Bridging different modalities lies at the heart of cross-modality generation. While conventional approaches treat the text modality as a conditioning signal that gradually guides the denoising process from Gaussian noise to the target image modality, we explore a much simpler paradigm-directly evolving between text and image modalities through flow matching. This requires projecting both modalities into a shared latent space, which poses a significant challenge due to their inherently different representations: text is highly semantic and encoded as 1D tokens, whereas images are spatially redundant and represented as 2D latent embeddings. To address this, we introduce FlowTok, a minimal framework that seamlessly flows across text and images by encoding images into a compact 1D token representation. Compared to prior methods, this design reduces the latent space size by 3.3x at an image resolution of 256, eliminating the need for complex conditioning mechanisms or noise scheduling. Moreover, FlowTok naturally extends to image-to-text generation under the same formulation. With its streamlined architecture centered around compact 1D tokens, FlowTok is highly memory-efficient, requires significantly fewer training resources, and achieves much faster sampling speeds-all while delivering performance comparable to state-of-the-art models. Code is available at https://github.com/TACJu/FlowTok.

Paper Structure

This paper contains 11 sections, 5 equations, 4 figures, 4 tables.

Figures (4)

  • Figure 1: Text-to-Image Generation Results by FlowTok. FlowTok projects both text and images into a unified, compact 1D latent space, enabling direct flow matching between 1D tokens and facilitating the efficient generation of diverse, high-fidelity images.

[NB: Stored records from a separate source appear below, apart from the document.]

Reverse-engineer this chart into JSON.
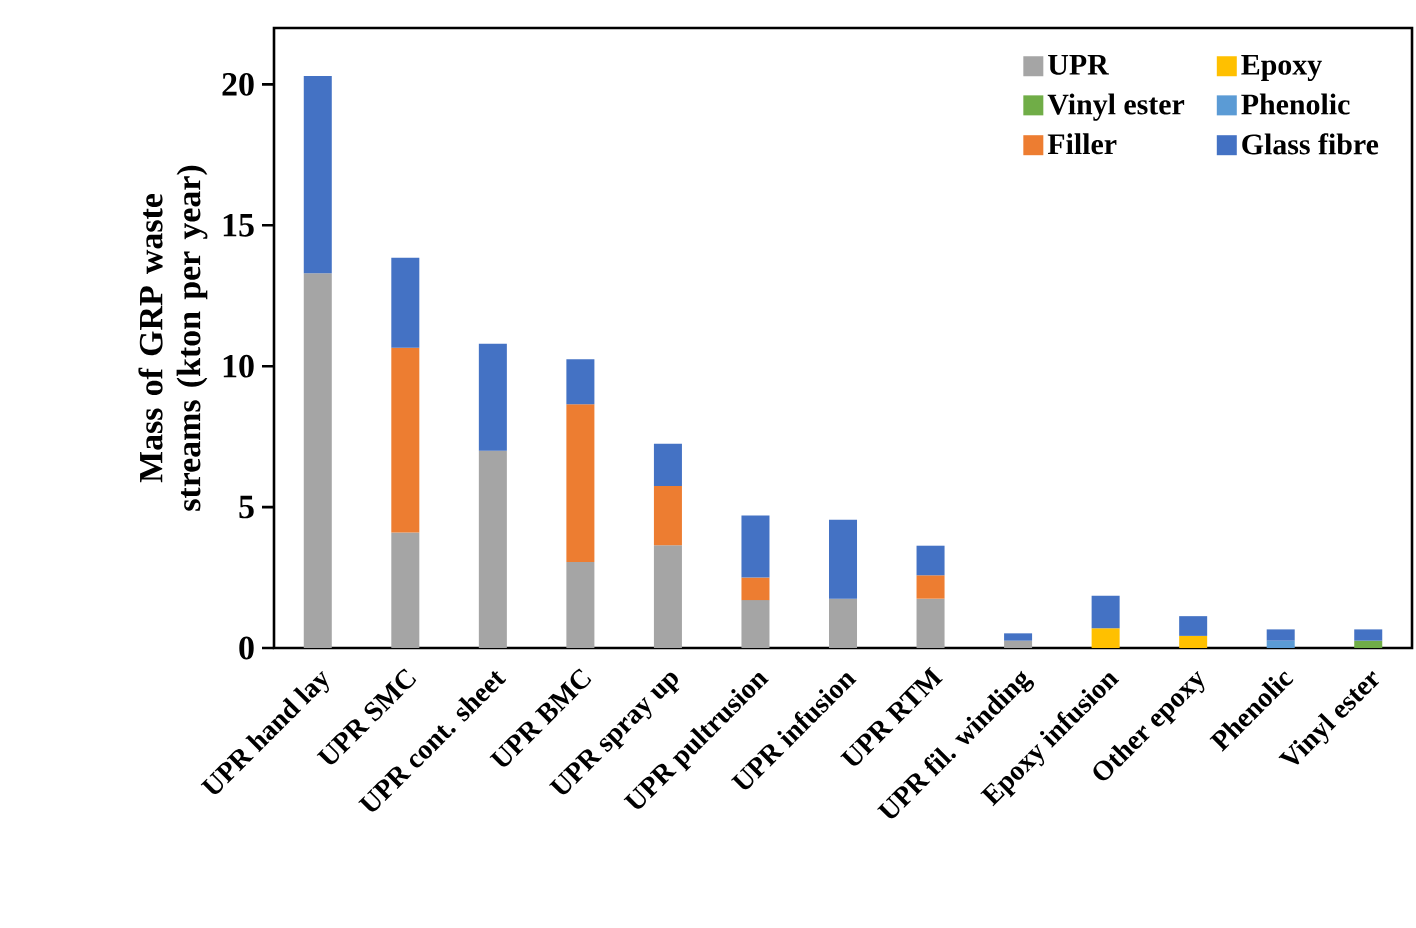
{
  "chart_data": {
    "type": "bar",
    "stacked": true,
    "ylabel": "Mass of GRP waste streams (kton per year)",
    "categories": [
      "UPR hand lay",
      "UPR SMC",
      "UPR cont. sheet",
      "UPR BMC",
      "UPR spray up",
      "UPR pultrusion",
      "UPR infusion",
      "UPR RTM",
      "UPR fil. winding",
      "Epoxy infusion",
      "Other epoxy",
      "Phenolic",
      "Vinyl ester"
    ],
    "series": [
      {
        "name": "UPR",
        "color": "#a5a5a5",
        "values": [
          13.3,
          4.1,
          7.0,
          3.05,
          3.65,
          1.7,
          1.75,
          1.75,
          0.26,
          null,
          null,
          null,
          null
        ]
      },
      {
        "name": "Epoxy",
        "color": "#ffc000",
        "values": [
          null,
          null,
          null,
          null,
          null,
          null,
          null,
          null,
          null,
          0.7,
          0.43,
          null,
          null
        ]
      },
      {
        "name": "Vinyl ester",
        "color": "#70ad47",
        "values": [
          null,
          null,
          null,
          null,
          null,
          null,
          null,
          null,
          null,
          null,
          null,
          null,
          0.26
        ]
      },
      {
        "name": "Phenolic",
        "color": "#5b9bd5",
        "values": [
          null,
          null,
          null,
          null,
          null,
          null,
          null,
          null,
          null,
          null,
          null,
          0.26,
          null
        ]
      },
      {
        "name": "Filler",
        "color": "#ed7d31",
        "values": [
          null,
          6.55,
          null,
          5.6,
          2.1,
          0.8,
          null,
          0.83,
          null,
          null,
          null,
          null,
          null
        ]
      },
      {
        "name": "Glass fibre",
        "color": "#4472c4",
        "values": [
          7.0,
          3.2,
          3.8,
          1.6,
          1.5,
          2.2,
          2.8,
          1.05,
          0.26,
          1.15,
          0.7,
          0.4,
          0.4
        ]
      }
    ],
    "ylim": [
      0,
      22
    ],
    "yticks": [
      0,
      5,
      10,
      15,
      20
    ],
    "legend": "top right"
  }
}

  • Figure 2: Text as Conditions vs. Direct Flow between Modalities.Top: Conventional text-to-image generation relies on the diffusion process, where text serves as a conditioning signal to guide the denoising process. Bottom: The proposed FlowTok enables direct flow between text and image modalities by projecting both into a shared, compact 1D latent space, facilitating seamless generation of both.

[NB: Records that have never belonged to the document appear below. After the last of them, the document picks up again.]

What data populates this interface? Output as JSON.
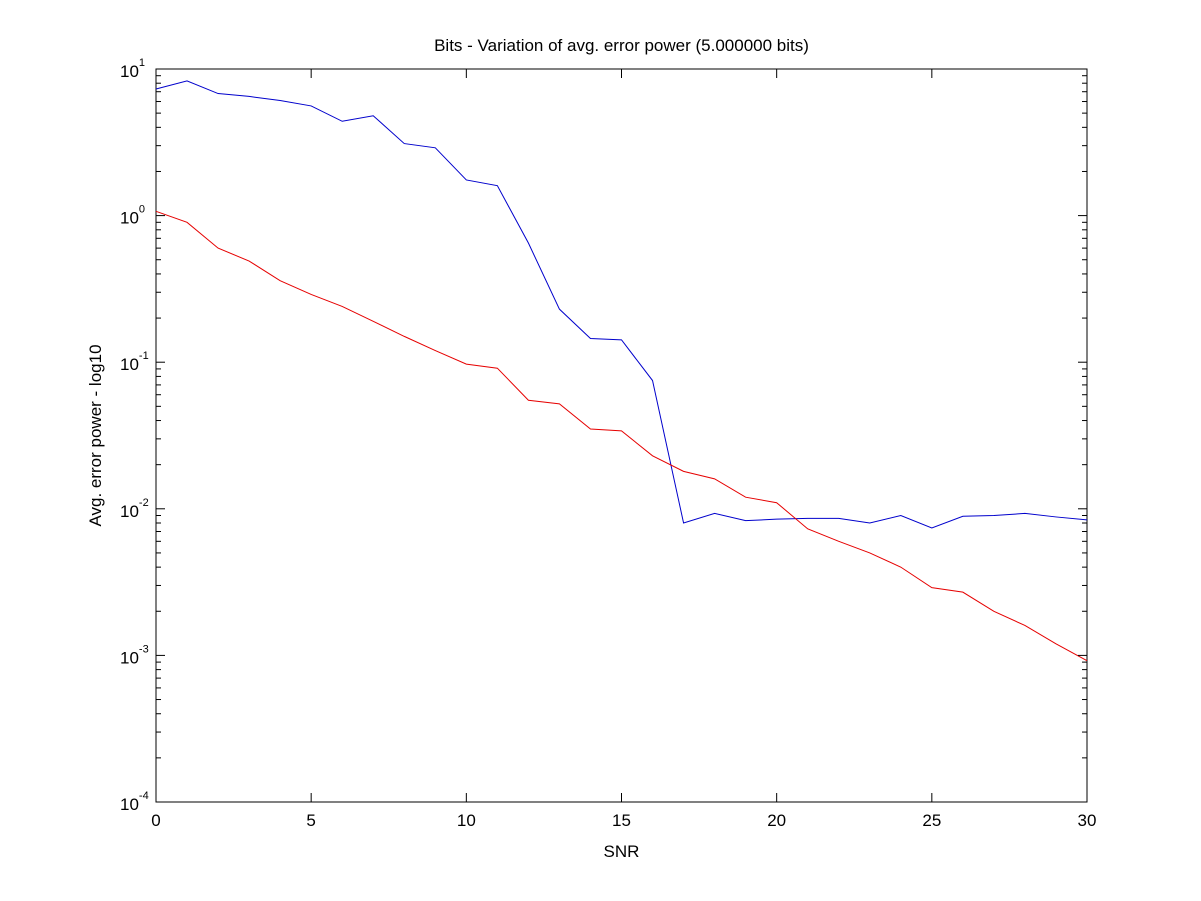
{
  "chart_data": {
    "type": "line",
    "title": "Bits - Variation of avg. error power (5.000000 bits)",
    "xlabel": "SNR",
    "ylabel": "Avg. error power - log10",
    "xlim": [
      0,
      30
    ],
    "ylim": [
      0.0001,
      10
    ],
    "yscale": "log",
    "grid": false,
    "legend": "none",
    "x_ticks": [
      0,
      5,
      10,
      15,
      20,
      25,
      30
    ],
    "y_ticks": [
      {
        "value": 0.0001,
        "base": "10",
        "exp": "-4"
      },
      {
        "value": 0.001,
        "base": "10",
        "exp": "-3"
      },
      {
        "value": 0.01,
        "base": "10",
        "exp": "-2"
      },
      {
        "value": 0.1,
        "base": "10",
        "exp": "-1"
      },
      {
        "value": 1,
        "base": "10",
        "exp": "0"
      },
      {
        "value": 10,
        "base": "10",
        "exp": "1"
      }
    ],
    "x": [
      0,
      1,
      2,
      3,
      4,
      5,
      6,
      7,
      8,
      9,
      10,
      11,
      12,
      13,
      14,
      15,
      16,
      17,
      18,
      19,
      20,
      21,
      22,
      23,
      24,
      25,
      26,
      27,
      28,
      29,
      30
    ],
    "series": [
      {
        "color": "#0000cc",
        "values": [
          7.3,
          8.3,
          6.8,
          6.5,
          6.1,
          5.6,
          4.4,
          4.8,
          3.1,
          2.9,
          1.75,
          1.6,
          0.65,
          0.23,
          0.145,
          0.142,
          0.075,
          0.008,
          0.0093,
          0.0083,
          0.0085,
          0.0086,
          0.0086,
          0.008,
          0.009,
          0.0074,
          0.0089,
          0.009,
          0.0093,
          0.0088,
          0.0084
        ]
      },
      {
        "color": "#e60000",
        "values": [
          1.07,
          0.9,
          0.6,
          0.49,
          0.36,
          0.29,
          0.24,
          0.19,
          0.15,
          0.12,
          0.097,
          0.091,
          0.055,
          0.052,
          0.035,
          0.034,
          0.023,
          0.018,
          0.016,
          0.012,
          0.011,
          0.0073,
          0.006,
          0.005,
          0.004,
          0.0029,
          0.0027,
          0.002,
          0.0016,
          0.0012,
          0.00092
        ]
      }
    ]
  }
}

  • Figure 3: COCO Results. FlowTok presents comparable performance to previous methods on COCO while significantly reducing training resource requirements (Fig. \ref{['fig:fidvst']}) and achieving much faster sampling speed (Fig. \ref{['fig:fidvsi']}). This efficiency stems from its minimalist design centered around 1D tokens, which facilitates direct transformation between text and image modalities, leading to superior performance with enhanced computational efficiency. We note that the compared CrossFlow liu2024flowing uses high-quality proprietary data.

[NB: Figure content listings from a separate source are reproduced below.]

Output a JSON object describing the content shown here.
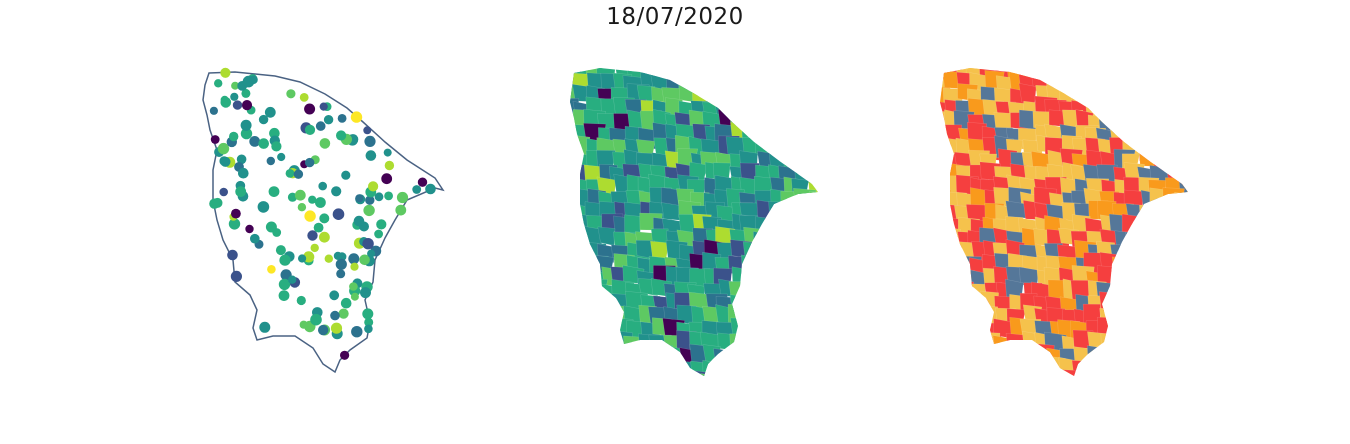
{
  "figure": {
    "title": "18/07/2020"
  },
  "maps": [
    {
      "id": "points",
      "kind": "point-map",
      "outline_color": "#4a6283",
      "palette": [
        "#440154",
        "#3b528b",
        "#2c728e",
        "#21918c",
        "#28ae80",
        "#5ec962",
        "#addc30",
        "#fde725"
      ]
    },
    {
      "id": "choropleth",
      "kind": "choropleth",
      "palette": [
        "#440154",
        "#3b528b",
        "#2c728e",
        "#21918c",
        "#28ae80",
        "#5ec962",
        "#addc30"
      ]
    },
    {
      "id": "classes",
      "kind": "categorical-choropleth",
      "colors": {
        "low": "#557799",
        "mid": "#f99a1c",
        "high": "#f5c24c",
        "critical": "#f53f3f"
      }
    }
  ]
}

  • Figure 4: Overview of FlowTok. FlowTok is a minimal framework that facilitates seamless flow between 1D text tokens and image tokens for both text-to-image and image-to-text generation. Top: For text-to-image generation, the input text is encoded by the CLIP text encoder into $\mathbf{T}_{\text{init}} \in \mathbb{R}^{N \times C}$, projected into a low-dimensional latent space as text tokens $\mathbf{Z}_{\text{T}} \in \mathbb{R}^{N \times D}$, then transformed into image tokens $\mathbf{Z}_{\text{I}} \in \mathbb{R}^{N \times D}$ of the same shape through flow matching and decoded by a 1D Image VAE Decoder to generate the final image. Bottom: For image-to-text generation, an input image is encoded by a 1D Image VAE Encoder into $\mathbf{Z}_{\text{I}}$, mapped to $\mathbf{Z}_{\text{T}}$ through flow matching and decoded into text via a text decoder. Unlike conventional approaches that rely on 2D noise and image latents (e.g., $32 \times 32 \times 4$ for 256-resolution images) with text as conditions, our direct 1D transformation (i.e., $77 \times 16$) achieves a 3.3$\times$ compression rate, significantly reducing memory costs, accelerating training, and enabling faster inference.